Some of these mission-funded institutions receive outright subsidies from their local mission or union organization in order to carry on their service to humanity in the name of Jesus. Another important type of care may come in the form of medical and dental personnel classified as interdivision missionaries if personnel with the necessary skills are not available locally.
“If ever the Lord has spoken by me, He speaks when I say that the workers engaged in educational lines, in ministerial lines, and in medical-missionary lines must stand as a unit, all laboring under the supervision of God, one helping the other, each blessing each”

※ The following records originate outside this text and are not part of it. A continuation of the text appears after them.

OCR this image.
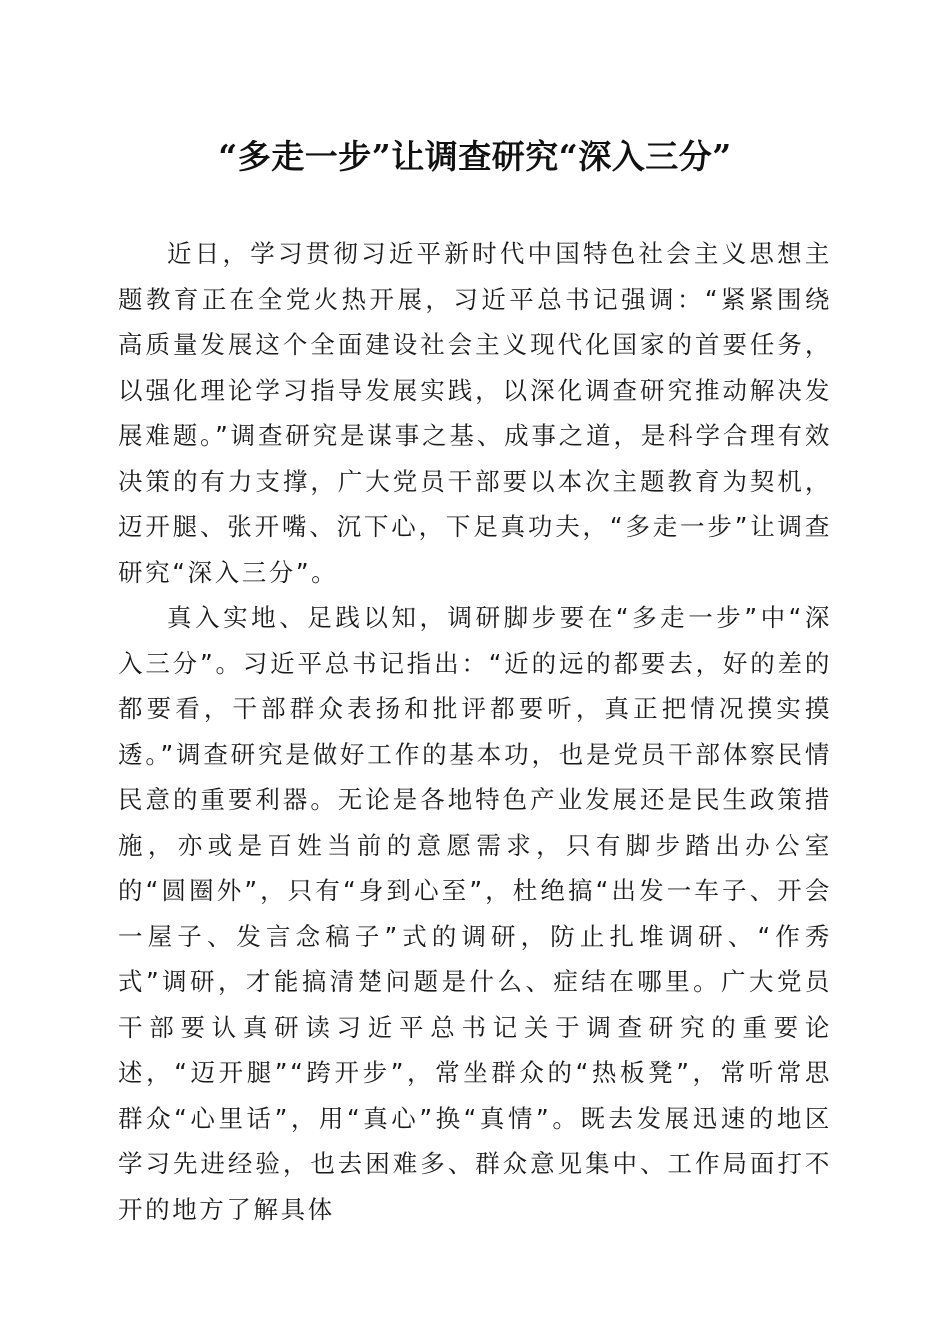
“多走一步”让调查研究“深入三分”

近日，学习贯彻习近平新时代中国特色社会主义思想主题教育正在全党火热开展，习近平总书记强调：“紧紧围绕高质量发展这个全面建设社会主义现代化国家的首要任务，以强化理论学习指导发展实践，以深化调查研究推动解决发展难题。”调查研究是谋事之基、成事之道，是科学合理有效决策的有力支撑，广大党员干部要以本次主题教育为契机，迈开腿、张开嘴、沉下心，下足真功夫，“多走一步”让调查研究“深入三分”。

真入实地、足践以知，调研脚步要在“多走一步”中“深入三分”。习近平总书记指出：“近的远的都要去，好的差的都要看，干部群众表扬和批评都要听，真正把情况摸实摸透。”调查研究是做好工作的基本功，也是党员干部体察民情民意的重要利器。无论是各地特色产业发展还是民生政策措施，亦或是百姓当前的意愿需求，只有脚步踏出办公室的“圆圈外”，只有“身到心至”，杜绝搞“出发一车子、开会一屋子、发言念稿子”式的调研，防止扎堆调研、“作秀式”调研，才能搞清楚问题是什么、症结在哪里。广大党员干部要认真研读习近平总书记关于调查研究的重要论述，“迈开腿”“跨开步”，常坐群众的“热板凳”，常听常思群众“心里话”，用“真心”换“真情”。既去发展迅速的地区学习先进经验，也去困难多、群众意见集中、工作局面打不开的地方了解具体
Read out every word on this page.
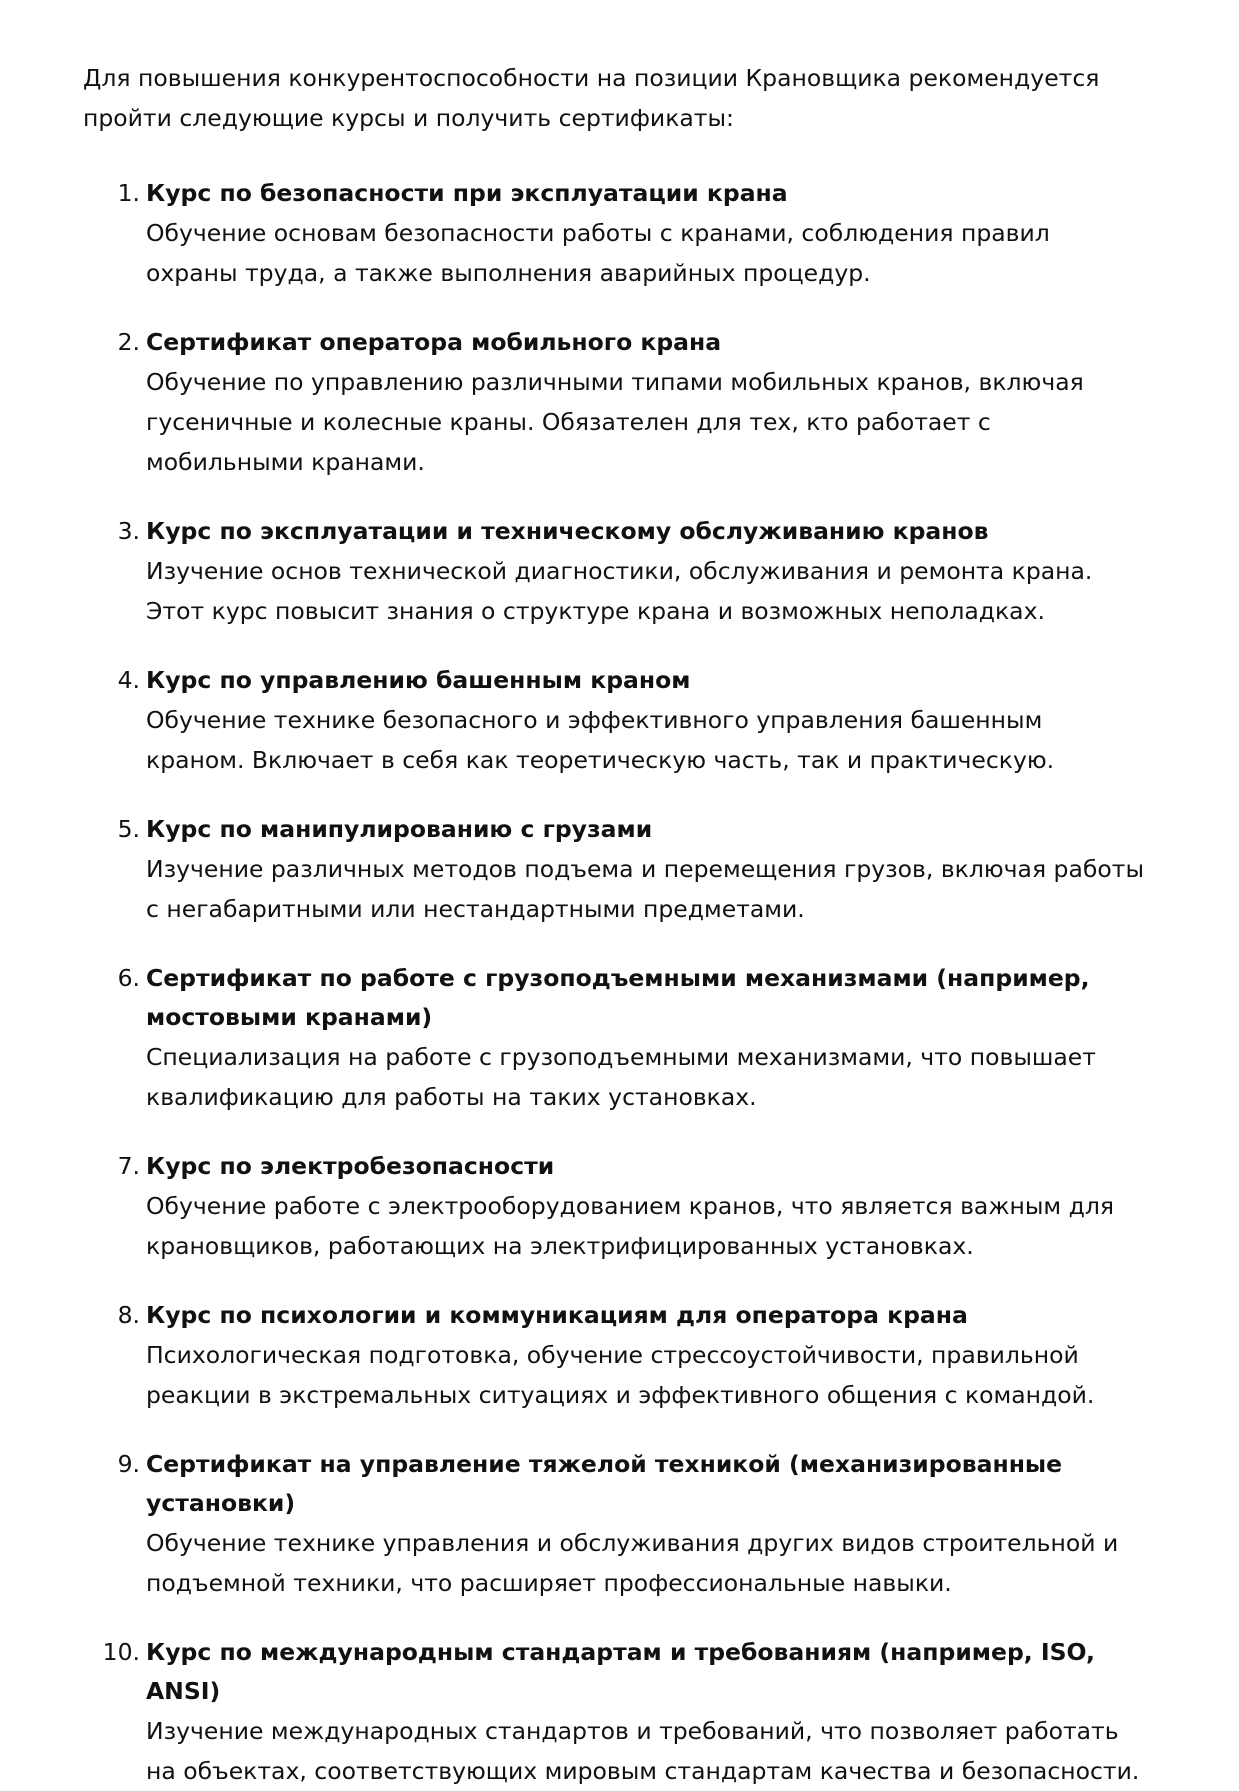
Для повышения конкурентоспособности на позиции Крановщика рекомендуется пройти следующие курсы и получить сертификаты:

1. Курс по безопасности при эксплуатации крана
Обучение основам безопасности работы с кранами, соблюдения правил охраны труда, а также выполнения аварийных процедур.
2. Сертификат оператора мобильного крана
Обучение по управлению различными типами мобильных кранов, включая гусеничные и колесные краны. Обязателен для тех, кто работает с мобильными кранами.
3. Курс по эксплуатации и техническому обслуживанию кранов
Изучение основ технической диагностики, обслуживания и ремонта крана. Этот курс повысит знания о структуре крана и возможных неполадках.
4. Курс по управлению башенным краном
Обучение технике безопасного и эффективного управления башенным краном. Включает в себя как теоретическую часть, так и практическую.
5. Курс по манипулированию с грузами
Изучение различных методов подъема и перемещения грузов, включая работы с негабаритными или нестандартными предметами.
6. Сертификат по работе с грузоподъемными механизмами (например, мостовыми кранами)
Специализация на работе с грузоподъемными механизмами, что повышает квалификацию для работы на таких установках.
7. Курс по электробезопасности
Обучение работе с электрооборудованием кранов, что является важным для крановщиков, работающих на электрифицированных установках.
8. Курс по психологии и коммуникациям для оператора крана
Психологическая подготовка, обучение стрессоустойчивости, правильной реакции в экстремальных ситуациях и эффективного общения с командой.
9. Сертификат на управление тяжелой техникой (механизированные установки)
Обучение технике управления и обслуживания других видов строительной и подъемной техники, что расширяет профессиональные навыки.
10. Курс по международным стандартам и требованиям (например, ISO, ANSI)
Изучение международных стандартов и требований, что позволяет работать на объектах, соответствующих мировым стандартам качества и безопасности.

The General Conference and division-secretariat personnel recruit and send these church employees to their various assignments around the world. Currently, there are 101 healthcare personnel serving in this capacity. While 38 of these are paid completely from the patient revenue of their institution, 63 are funded primarily from world mission offerings collected by the General Conference (GC Interdivision Personnel Resources & Services, Sept. 22, 2013).
COMPREHENSIVE HEALTH EVANGELISM
From our early days as a Church, we embraced the health message as an important part of our mission. Later on, in 1909 Ellen G. White presented an urgent reminder to the General Conference: “If ever the Lord has spoken by me, He speaks when I say that the workers engaged in educational lines, in ministerial lines, and in medical-missionary lines must stand as a unit, all laboring under the supervision of God, one helping the other, each blessing each” (Testimonies to the Church, Vol.9, p. 169). Although that message was presented more than one hundred years ago, today the General Conference is once again issuing a plea for comprehensive health evangelism in the ministry of the Church as we seek to bring healing to our communities both physically and spiritually. While traditional mission-funded healthcare structures will continue to play a role in the outreach of the church, the call for comprehensive health evangelism will provide new avenues for church members to demonstrate holistic stewardship principles by contributing their time and God-given abilities to less-institutionalized methods.